Nikolay Mitrokhin, a researcher at University of Bremen, Germany, says the SCLJ “has been primarily representing the interests of the Protestant community of the Russian Federation and Western Protestant and post-Protestant organisations (for example, Mormons) in relations with the authorities.”
“Of course, the Ryakhovsky brothers, as lobbyists, have worked closely with the presidential administration of the Russian Federation,” Mitrokhin adds.
Anton Kruglikov, RUCEF press secretary, said the SCLJ and RUCEF “cooperate on issues of freedom of religion. Within the RUCEF there is a legal department, but its main purpose is current and preventive work. When it comes to representing the interests of evangelical believers in superior courts (including the Constitutional Court of the Russian Federation), the RUCEF seeks legal assistance from well-qualified SCLJ lawyers.”
Courting the evangelicals
A few years ago, a lawyer for the US president financing a legal activist tied to the Russian president might have seemed odd. Ahead of the 2016 US elections, Sekulow published a book that denounced a supposed global conspiracy including Putin’s Russia, Iran and radical Islam.
Sekulow claimed this “unholy alliance” was an existential threat to the US and Israel and that the Obama administration at the time was failing to counter the danger. That year, the ACLJ also vowed on its website “to monitor this ever-ramifying national security situation”.
By 2017, Sekulow had become a high-profile legal crusader for Trump and echoed the president in calling the FBI investigation into Russian interference in the 2016 US presidential election “a witch hunt”.
Trump and Sekulow have been openly positive about Putin, denied or discounted Moscow’s attack on the 2016 election, and belittled concerns about the threat Russia posed to the US.

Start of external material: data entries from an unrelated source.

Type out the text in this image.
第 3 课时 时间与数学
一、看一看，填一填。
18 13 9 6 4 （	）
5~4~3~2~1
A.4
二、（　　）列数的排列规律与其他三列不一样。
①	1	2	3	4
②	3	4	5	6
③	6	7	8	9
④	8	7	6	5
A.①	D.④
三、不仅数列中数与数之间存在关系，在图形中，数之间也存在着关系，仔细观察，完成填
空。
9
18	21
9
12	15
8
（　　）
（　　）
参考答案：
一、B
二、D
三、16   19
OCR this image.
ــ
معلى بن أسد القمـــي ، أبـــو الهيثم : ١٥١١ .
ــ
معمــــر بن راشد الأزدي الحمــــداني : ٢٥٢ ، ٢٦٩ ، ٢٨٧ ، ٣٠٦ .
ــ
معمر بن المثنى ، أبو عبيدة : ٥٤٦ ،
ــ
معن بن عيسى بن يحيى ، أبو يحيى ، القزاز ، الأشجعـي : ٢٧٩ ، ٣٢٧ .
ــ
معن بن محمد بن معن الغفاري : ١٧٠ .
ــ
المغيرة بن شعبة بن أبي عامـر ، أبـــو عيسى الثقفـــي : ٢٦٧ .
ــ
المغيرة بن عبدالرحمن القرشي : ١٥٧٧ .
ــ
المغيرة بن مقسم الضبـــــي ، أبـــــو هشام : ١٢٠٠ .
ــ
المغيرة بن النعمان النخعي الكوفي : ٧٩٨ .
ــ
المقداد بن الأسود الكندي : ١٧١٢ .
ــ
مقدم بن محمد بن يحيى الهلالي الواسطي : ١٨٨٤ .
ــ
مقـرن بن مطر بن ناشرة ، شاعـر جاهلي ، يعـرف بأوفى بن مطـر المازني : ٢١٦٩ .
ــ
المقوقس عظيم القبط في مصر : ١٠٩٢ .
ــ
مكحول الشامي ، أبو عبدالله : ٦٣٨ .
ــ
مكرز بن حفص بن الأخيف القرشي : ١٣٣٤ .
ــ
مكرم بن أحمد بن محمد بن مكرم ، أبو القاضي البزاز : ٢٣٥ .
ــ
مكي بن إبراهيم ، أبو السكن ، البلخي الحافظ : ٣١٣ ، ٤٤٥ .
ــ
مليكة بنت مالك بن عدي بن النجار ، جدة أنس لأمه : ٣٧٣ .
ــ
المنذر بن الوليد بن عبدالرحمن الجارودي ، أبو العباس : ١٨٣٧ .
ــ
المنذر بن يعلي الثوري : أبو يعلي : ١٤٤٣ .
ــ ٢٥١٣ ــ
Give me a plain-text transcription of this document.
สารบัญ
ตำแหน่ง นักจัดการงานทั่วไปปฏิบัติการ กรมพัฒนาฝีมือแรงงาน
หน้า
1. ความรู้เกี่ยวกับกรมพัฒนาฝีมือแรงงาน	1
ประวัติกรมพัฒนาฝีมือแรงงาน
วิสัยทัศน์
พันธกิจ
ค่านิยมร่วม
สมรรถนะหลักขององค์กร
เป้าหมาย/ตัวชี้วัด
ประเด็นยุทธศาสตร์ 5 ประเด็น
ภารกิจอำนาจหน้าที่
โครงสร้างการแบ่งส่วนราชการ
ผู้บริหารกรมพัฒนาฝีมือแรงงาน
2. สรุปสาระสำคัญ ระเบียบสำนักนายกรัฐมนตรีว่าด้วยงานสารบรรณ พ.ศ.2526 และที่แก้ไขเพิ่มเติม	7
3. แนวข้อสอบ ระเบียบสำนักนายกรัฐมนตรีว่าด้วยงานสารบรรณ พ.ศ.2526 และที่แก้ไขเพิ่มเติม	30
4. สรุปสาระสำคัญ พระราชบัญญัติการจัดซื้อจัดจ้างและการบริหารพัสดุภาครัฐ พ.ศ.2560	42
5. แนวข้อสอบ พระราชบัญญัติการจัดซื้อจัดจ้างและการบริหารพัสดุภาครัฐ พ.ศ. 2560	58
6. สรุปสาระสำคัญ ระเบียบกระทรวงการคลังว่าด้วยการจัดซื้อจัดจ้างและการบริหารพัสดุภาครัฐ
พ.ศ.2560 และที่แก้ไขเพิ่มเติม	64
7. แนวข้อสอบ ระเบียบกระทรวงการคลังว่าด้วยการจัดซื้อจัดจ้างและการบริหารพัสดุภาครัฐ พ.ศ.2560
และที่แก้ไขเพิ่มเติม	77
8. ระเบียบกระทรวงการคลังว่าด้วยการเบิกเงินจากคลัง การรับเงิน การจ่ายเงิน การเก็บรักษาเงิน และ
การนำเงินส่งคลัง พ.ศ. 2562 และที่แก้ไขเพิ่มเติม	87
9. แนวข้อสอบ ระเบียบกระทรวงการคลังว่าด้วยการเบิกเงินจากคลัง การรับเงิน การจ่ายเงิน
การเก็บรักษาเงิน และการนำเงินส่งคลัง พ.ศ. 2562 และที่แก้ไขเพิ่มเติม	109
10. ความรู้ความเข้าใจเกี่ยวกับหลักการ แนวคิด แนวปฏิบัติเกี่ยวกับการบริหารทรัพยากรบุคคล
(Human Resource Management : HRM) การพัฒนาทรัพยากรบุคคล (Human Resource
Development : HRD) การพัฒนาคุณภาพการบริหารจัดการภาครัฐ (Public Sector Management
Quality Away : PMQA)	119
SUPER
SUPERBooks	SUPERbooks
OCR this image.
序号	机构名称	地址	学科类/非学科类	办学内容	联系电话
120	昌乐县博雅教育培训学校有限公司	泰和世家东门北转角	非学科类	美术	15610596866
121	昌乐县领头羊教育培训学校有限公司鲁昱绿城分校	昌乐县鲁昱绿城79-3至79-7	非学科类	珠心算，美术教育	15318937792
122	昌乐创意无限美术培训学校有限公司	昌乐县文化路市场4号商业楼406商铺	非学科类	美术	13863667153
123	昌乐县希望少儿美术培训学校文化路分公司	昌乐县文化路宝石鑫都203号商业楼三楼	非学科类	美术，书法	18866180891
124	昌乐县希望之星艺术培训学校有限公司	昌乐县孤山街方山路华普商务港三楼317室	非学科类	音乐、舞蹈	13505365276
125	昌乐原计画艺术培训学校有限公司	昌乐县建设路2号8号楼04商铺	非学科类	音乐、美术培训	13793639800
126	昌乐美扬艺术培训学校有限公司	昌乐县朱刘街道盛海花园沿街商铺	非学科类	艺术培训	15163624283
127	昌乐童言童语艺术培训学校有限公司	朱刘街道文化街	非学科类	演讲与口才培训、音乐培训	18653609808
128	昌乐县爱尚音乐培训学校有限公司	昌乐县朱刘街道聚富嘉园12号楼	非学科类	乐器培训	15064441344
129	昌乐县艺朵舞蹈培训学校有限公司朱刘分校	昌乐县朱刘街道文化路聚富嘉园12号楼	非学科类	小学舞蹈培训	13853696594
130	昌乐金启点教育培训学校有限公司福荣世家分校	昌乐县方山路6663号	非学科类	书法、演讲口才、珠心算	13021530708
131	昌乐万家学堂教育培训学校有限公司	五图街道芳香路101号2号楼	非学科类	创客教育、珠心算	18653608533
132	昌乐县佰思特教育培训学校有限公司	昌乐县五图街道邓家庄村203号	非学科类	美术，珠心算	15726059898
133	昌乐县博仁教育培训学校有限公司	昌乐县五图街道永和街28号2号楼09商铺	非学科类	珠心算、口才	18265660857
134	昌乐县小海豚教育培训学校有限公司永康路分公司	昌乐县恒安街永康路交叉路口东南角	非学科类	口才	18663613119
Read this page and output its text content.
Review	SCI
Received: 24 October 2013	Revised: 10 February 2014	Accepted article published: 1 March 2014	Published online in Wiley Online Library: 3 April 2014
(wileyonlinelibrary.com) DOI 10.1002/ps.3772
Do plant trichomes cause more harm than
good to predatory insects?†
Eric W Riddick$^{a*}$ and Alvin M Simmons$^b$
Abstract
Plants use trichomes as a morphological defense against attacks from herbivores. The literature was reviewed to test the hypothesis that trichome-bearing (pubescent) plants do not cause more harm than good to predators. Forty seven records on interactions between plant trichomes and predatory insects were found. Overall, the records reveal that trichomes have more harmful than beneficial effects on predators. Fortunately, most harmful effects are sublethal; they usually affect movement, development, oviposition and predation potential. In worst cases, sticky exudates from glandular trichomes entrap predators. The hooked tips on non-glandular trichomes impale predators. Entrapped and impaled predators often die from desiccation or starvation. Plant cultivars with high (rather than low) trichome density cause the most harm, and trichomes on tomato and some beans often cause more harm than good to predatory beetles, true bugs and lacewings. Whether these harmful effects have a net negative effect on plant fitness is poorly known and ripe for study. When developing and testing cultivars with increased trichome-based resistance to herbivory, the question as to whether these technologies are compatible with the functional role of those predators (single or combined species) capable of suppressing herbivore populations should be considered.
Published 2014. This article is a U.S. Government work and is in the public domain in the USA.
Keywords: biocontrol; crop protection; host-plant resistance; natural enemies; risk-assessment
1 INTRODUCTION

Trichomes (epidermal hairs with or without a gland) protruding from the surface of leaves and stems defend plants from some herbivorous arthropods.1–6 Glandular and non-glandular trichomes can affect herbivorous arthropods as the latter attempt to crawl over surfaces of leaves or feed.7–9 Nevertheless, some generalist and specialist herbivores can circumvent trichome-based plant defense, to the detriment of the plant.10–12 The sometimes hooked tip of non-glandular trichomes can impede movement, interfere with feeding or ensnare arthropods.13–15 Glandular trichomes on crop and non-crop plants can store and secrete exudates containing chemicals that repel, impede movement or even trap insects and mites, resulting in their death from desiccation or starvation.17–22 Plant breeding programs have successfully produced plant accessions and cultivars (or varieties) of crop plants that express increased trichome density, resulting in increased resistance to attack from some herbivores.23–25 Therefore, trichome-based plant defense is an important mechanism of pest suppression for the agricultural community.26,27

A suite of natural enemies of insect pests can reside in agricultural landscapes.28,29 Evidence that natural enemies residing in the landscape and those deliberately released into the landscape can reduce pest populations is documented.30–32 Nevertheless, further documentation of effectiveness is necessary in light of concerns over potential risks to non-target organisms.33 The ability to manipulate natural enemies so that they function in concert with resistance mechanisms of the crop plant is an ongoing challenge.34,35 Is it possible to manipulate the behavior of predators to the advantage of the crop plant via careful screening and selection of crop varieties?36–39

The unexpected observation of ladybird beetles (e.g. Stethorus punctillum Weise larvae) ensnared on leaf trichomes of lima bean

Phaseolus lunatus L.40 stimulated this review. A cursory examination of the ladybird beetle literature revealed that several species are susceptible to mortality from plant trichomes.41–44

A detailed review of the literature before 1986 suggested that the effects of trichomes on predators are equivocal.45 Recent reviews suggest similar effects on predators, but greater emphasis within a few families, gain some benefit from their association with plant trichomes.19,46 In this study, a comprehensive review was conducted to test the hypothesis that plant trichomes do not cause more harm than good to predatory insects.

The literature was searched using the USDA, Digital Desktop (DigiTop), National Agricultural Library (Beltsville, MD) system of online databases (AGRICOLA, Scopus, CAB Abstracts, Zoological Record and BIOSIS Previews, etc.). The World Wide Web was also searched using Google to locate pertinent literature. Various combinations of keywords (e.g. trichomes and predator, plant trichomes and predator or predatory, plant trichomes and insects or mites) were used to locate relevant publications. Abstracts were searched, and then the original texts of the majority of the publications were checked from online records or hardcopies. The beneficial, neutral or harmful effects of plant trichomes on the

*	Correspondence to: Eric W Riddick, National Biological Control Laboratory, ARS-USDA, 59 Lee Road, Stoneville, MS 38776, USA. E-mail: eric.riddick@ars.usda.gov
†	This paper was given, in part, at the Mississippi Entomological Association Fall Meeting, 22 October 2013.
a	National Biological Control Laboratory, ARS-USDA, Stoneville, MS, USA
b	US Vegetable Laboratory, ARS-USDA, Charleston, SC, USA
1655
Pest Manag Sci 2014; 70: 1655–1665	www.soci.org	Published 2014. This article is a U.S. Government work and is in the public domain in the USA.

Bishop Sergey Ryakhovsky “knows Jay Sekulow well and considers him one of the most competent and respected human rights defenders”, said the RUCEF press secretary.
“Their last meeting took place during the World Summit of Christian Leaders in Defense of Persecuted Christians in 2017 (hosted by the Billy Graham Evangelical Association in the US). The summit touched upon ongoing obstacles to church life and ministry in different countries of the world.”
This summit was held in a Trump hotel in Washington DC, at a cost of $400,000 paid to the president’s company. Attendees included Trump’s vice-president Mike Pence and the leaders of many other US Christian right groups spending money abroad – including Alliance Defending Freedom, which has also defended the Russian state against Pussy Riot members.
Financial controversies
Long before he became famous for his defence of Trump, Sekulow was a well-known figure on the US right, the host of his own radio show and a frequent guest on conservative media outlets.
There have been a number of controversies regarding the ACLJ’s finances. In 2005, Legal Times reported that Sekulow, with the ACLJ and a string of interconnected non-profit and for-profit entities, had “built a financial empire that generates millions of dollars a year and supports a lavish lifestyle – complete with multiple homes, chauffeur-driven cars, and a private jet that he once used to ferry Supreme Court Justice Antonin Scalia”.
In 2017, The Washington Post revealed that Sekulow’s “charity empire” brought in nearly $230 million in donations from 2011 to 2015 – and $28.5 million of that ended up with members of Sekulow’s family or their companies.
That year, the non-profit watchdog CharityWatch reported that the family connections and associations among the various groups in Sekulow’s charity network (which included the ACLJ) raised a “red flag”.
Sekulow, the ACLJ and SCLJ did not respond to requests for comment.
* David Corn of Mother Jones contributed reporting for this article.